Eugène Duffieux était un provocateur né, un contradicteur patenté, un emmerdeur professionnel ! Ses congénères le navraient. Il avait donc décidé, depuis fort longtemps, qu’ils le feraient rire, à leurs dépens. Ceux qui, à l’énumération loin d’être exhaustive de ces quelques faits d’armes, imagineraient un vieillard acariâtre, se tromperaient lourdement ! Le seul but de Lulu est de s’amuser. Vindicatif, certes, mais dans la seule perspective d’une bonne rigolade. La particularité qui distinguait Lulu du commun des farceurs, c’est qu’il n’éprouvait aucun besoin de partager son rire ! Il ne se souciait aucunement que son humour, dévastateur s’il en était, demeurât incompris. Il voulait rire de ceux qui l’entouraient, pas avec eux ! Lulu était une espèce rare, voire unique, de comique misanthrope !

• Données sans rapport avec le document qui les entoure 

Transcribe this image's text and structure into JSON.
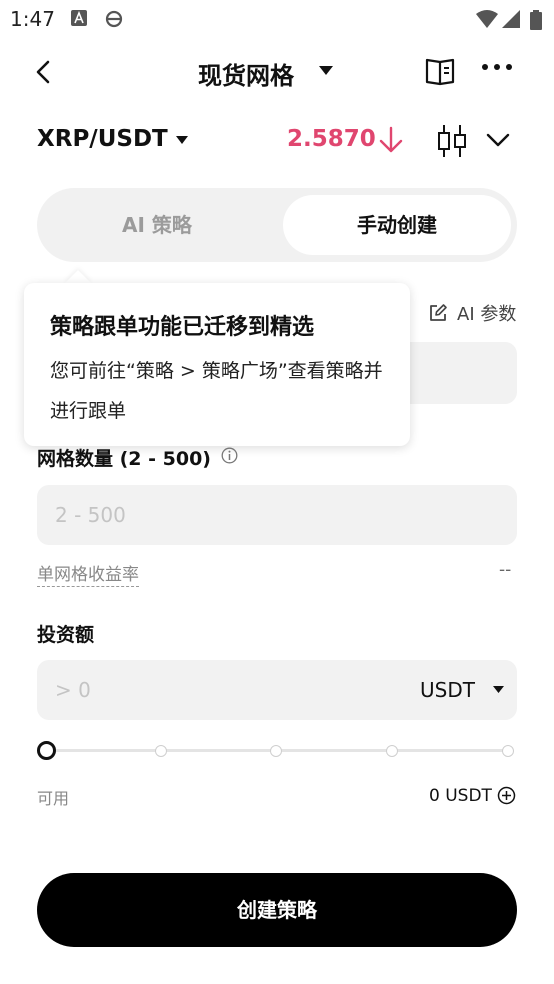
{
  "status_bar": {
    "time": "1:47"
  },
  "nav": {
    "title": "现货网格"
  },
  "pair": {
    "symbol": "XRP/USDT",
    "price": "2.5870",
    "price_color": "#e0466f"
  },
  "tabs": {
    "ai_label": "AI 策略",
    "manual_label": "手动创建",
    "active": "manual"
  },
  "ai_params_label": "AI 参数",
  "tooltip": {
    "title": "策略跟单功能已迁移到精选",
    "body": "您可前往“策略 > 策略广场”查看策略并进行跟单"
  },
  "grid": {
    "label": "网格数量 (2 - 500)",
    "placeholder": "2 - 500",
    "yield_label": "单网格收益率",
    "yield_value": "--"
  },
  "investment": {
    "label": "投资额",
    "placeholder": "> 0",
    "unit": "USDT",
    "slider_fraction": 0
  },
  "available": {
    "label": "可用",
    "value": "0 USDT"
  },
  "create_button": "创建策略"
}
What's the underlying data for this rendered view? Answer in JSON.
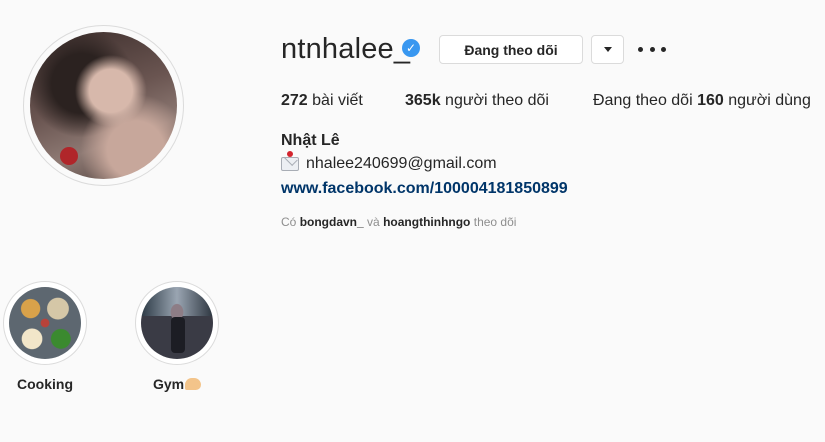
{
  "profile": {
    "username": "ntnhalee_",
    "verified_icon": "verified-badge-icon",
    "full_name": "Nhật Lê",
    "email": "nhalee240699@gmail.com",
    "website": "www.facebook.com/100004181850899"
  },
  "actions": {
    "follow_label": "Đang theo dõi",
    "dropdown_icon": "caret-down-icon",
    "more_icon": "more-options-icon"
  },
  "stats": {
    "posts_count": "272",
    "posts_label": "bài viết",
    "followers_count": "365k",
    "followers_label": "người theo dõi",
    "following_prefix": "Đang theo dõi",
    "following_count": "160",
    "following_label": "người dùng"
  },
  "followed_by": {
    "prefix": "Có",
    "user1": "bongdavn_",
    "joiner": "và",
    "user2": "hoangthinhngo",
    "suffix": "theo dõi"
  },
  "highlights": [
    {
      "label": "Cooking"
    },
    {
      "label": "Gym"
    }
  ],
  "colors": {
    "accent_blue": "#3897f0",
    "link": "#003569",
    "muted": "#8e8e8e",
    "background": "#fafafa"
  }
}
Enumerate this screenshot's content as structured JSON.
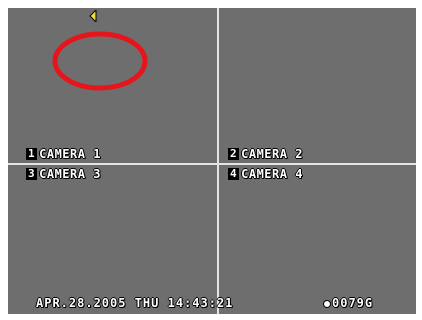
{
  "cameras": [
    {
      "num": "1",
      "label": "CAMERA 1"
    },
    {
      "num": "2",
      "label": "CAMERA 2"
    },
    {
      "num": "3",
      "label": "CAMERA 3"
    },
    {
      "num": "4",
      "label": "CAMERA 4"
    }
  ],
  "status": {
    "datetime": "APR.28.2005 THU 14:43:21",
    "counter": "0079G"
  },
  "icons": {
    "marker": "yellow-arrow-left-icon",
    "disk": "disk-icon"
  },
  "colors": {
    "background": "#6e6e6e",
    "grid_line": "#e4e4e4",
    "annotation": "#e8141c",
    "marker": "#e8e03a"
  }
}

Son ennemi intime, sa tête de turc, était le Maire du village, Pierre Bouchard, dont le père Marcel avait également été maire précédemment. Personne ne connaissait la raison de cet acharnement.  Nul n’a jamais pu déceler la moindre logique dans les croisades impitoyables de Lulu ! Il y a quelques années, lors d’une élection municipale, Lulu avait déclenché un séisme politique à Saint-Fonsin : pour la première et dernière fois à ce jour, une liste d’opposition s’était présentée contre celle de Pierre Bouchard ! Elle était conduite et animée par Lulu. Son programme était des plus sommaires et ne restera pas dans les annales de la République : Lulu proclamait : « Mon programme est identique à celui de Bouchard… Je n’en ai pas ! . Il avait réussi à convaincre quelques saint-fonsiniens d’entrer en rébellion contre la dynastie Bouchard. Le plus facile à entraîner avait été Etienne Rignard, le beau-frère de l’inamovible édile, fâché à mort avec celui-ci  depuis une sordide histoire d’héritage… P’tit Louis, n’avait pas non plus fait de grosses difficultés pour intégrer la liste dissidente. Il convient toutefois de préciser que P’tit Louis était à moitié –et même plus qu’à moitié- demeuré et ne faisait pas la différence entre une élection municipale et la kermesse du village… Le sanguin Bouchard avait failli succomber à une crise d’apoplexie en apprenant le crime de lèse-maire que constituait cette déclaration de guerre du fantasque Lulu !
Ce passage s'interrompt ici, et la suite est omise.